In books and movies, our culture glorifies the mad, passionate rush to intercourse as the ultimate sexual experience. Unfortunately, frenzied sexual experiences can sometimes be unsatisfying and difficult to control. If ejaculation occurs before either partner wishes, it is often called “premature ejaculation.”
This makes it sound like a medical disorder, but it’s not. Even the fastest ejaculation isn’t a problem if both partners prefer it that way. Partners who are not particularly fond of intercourse, for instance, may prefer orgasm through oral sex or a vibrator, and may look forward to the fastest draw in the West.
The key is satisfaction, not endurance. That said, you can learn to work with your arousal and gain more control over when and how often you ejaculate, so that you can have prolonged, slow-to-climax interludes, “quickies,” or anything in between! It’s a great opportunity to expand your sexual repertoire.
Things NOT to try.
Some folk remedies that don’t work very well:
Men sometimes drink alcohol to slow themselves down. Alcohol can slow responses, but it may also make it difficult to get or keep an erection.
Some men’s partners take a hands-off approach, hoping that a lack of caressing and touching will allow their mates to last longer. But if touching is not allowed, what’s the point of having sex?
Some men try to dissociate themselves by reciting baseball statistics or all 50 states in their heads. This “focus-on-something-else” approach doesn’t take into account that arousal is an involuntary response. Involuntary responses are nearly impossible to consciously control. Think of what happens when someone asks you to stop focusing on your nose: if someone makes you think of your nose, it’s tough to focus on anything else!
All of these solutions can take you away from what you are doing and feeling, and are veryunlikely to lengthen your sexual experience or heighten your pleasure.
In some cases, your doctor might prescribe an SSRI (Selective Serotonin Reuptake Inhibitor;commonly used as an antidepressant) to delay ejaculation. Studies show that some SSRIs can delay ejaculation by about a minute, which gives you enough time to begin using the techniques explained here. A word of caution: when you stop taking the SSRI, you may experience a quicker ejaculation than you did while you were taking it. Be patient, and stay with it; the practice you gained while taking the medication can help you continue to work with and learn about your arousal levels.
What exactly happens in arousal?
Arousal is actually a part of our every moment. Arousal keeps us breathing, increases when we need to concentrate on something important, and calms down to let us sleep. The arousal system even has its own neurological pathway (the autonomic nervous system), separate from the nerves that make your fingers move. But arousal cannot be controlled directly. For instance, your heart beats without you deciding to make it beat. Although you can slow your heart rate a little bit by thinking about it, it’s impossible to control your heart rate entirely with conscious thought.
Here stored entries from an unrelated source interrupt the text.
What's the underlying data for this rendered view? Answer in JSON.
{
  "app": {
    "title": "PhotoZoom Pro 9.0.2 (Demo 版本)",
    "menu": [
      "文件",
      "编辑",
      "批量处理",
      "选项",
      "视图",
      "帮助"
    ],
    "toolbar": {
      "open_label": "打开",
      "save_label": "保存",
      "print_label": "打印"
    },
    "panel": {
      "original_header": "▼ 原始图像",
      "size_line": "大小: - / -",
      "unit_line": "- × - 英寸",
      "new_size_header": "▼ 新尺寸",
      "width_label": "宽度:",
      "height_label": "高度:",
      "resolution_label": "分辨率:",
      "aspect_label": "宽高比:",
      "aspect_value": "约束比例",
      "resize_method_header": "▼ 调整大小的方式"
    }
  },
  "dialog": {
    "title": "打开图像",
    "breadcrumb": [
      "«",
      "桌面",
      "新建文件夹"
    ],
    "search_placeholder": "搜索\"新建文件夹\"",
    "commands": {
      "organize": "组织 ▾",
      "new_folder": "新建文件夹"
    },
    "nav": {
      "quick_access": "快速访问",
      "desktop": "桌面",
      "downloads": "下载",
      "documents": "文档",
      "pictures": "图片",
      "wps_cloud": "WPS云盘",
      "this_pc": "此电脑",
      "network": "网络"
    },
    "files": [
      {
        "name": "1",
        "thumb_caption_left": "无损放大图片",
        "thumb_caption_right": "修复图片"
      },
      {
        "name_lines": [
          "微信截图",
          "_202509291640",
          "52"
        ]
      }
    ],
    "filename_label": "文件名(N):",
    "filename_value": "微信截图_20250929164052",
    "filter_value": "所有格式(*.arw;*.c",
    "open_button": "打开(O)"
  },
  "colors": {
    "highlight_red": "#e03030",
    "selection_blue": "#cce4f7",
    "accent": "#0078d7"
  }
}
Likewise, during sexual arousal, any person has room to tinker, particularly in the early stages. However, one may reach the “point of no return”–the brink of the orgasmic threshold when it is no longer possible to slow down and delay orgasm. Learning how to finesse your personal arousal is the key to choosing the satisfying sexual experiences you desire.
In men, it’s often assumed that orgasm and ejaculation are one and the same. That’s not quite the case. There are two stages of a man’s orgasm: the cognitive awareness of pleasure, and ejaculation. These events happen two or three seconds apart. During the contractions of the prostate gland, the arousal system sends pleasure feedback to the brain, which is experienced as an orgasm. Men may experience the prostatic contractions as a pleasant fluttering or throbbing sensation. The second stage, ejaculation, occurs as stronger muscle contractions propel semen down the urethra and out the tip of the penis. The “point of no return” actually happens after the first part–the pleasure–and before the second part–the ejaculation.
Path One: Come and Come Again!
One strategy is to have a whole bunch of orgasms, rather than just one. Who wrote that “only one” rule, anyway? This is your sexual pleasure we’re talking about, and no one else decides when the curtain goes down on your party. It’s okay to accept what is and have fun the way you are. Does it have to mean the end of everything because someone ejaculates? Nope! Sometimes, it’s helpful to give yourself permission to have a big, long sexual session.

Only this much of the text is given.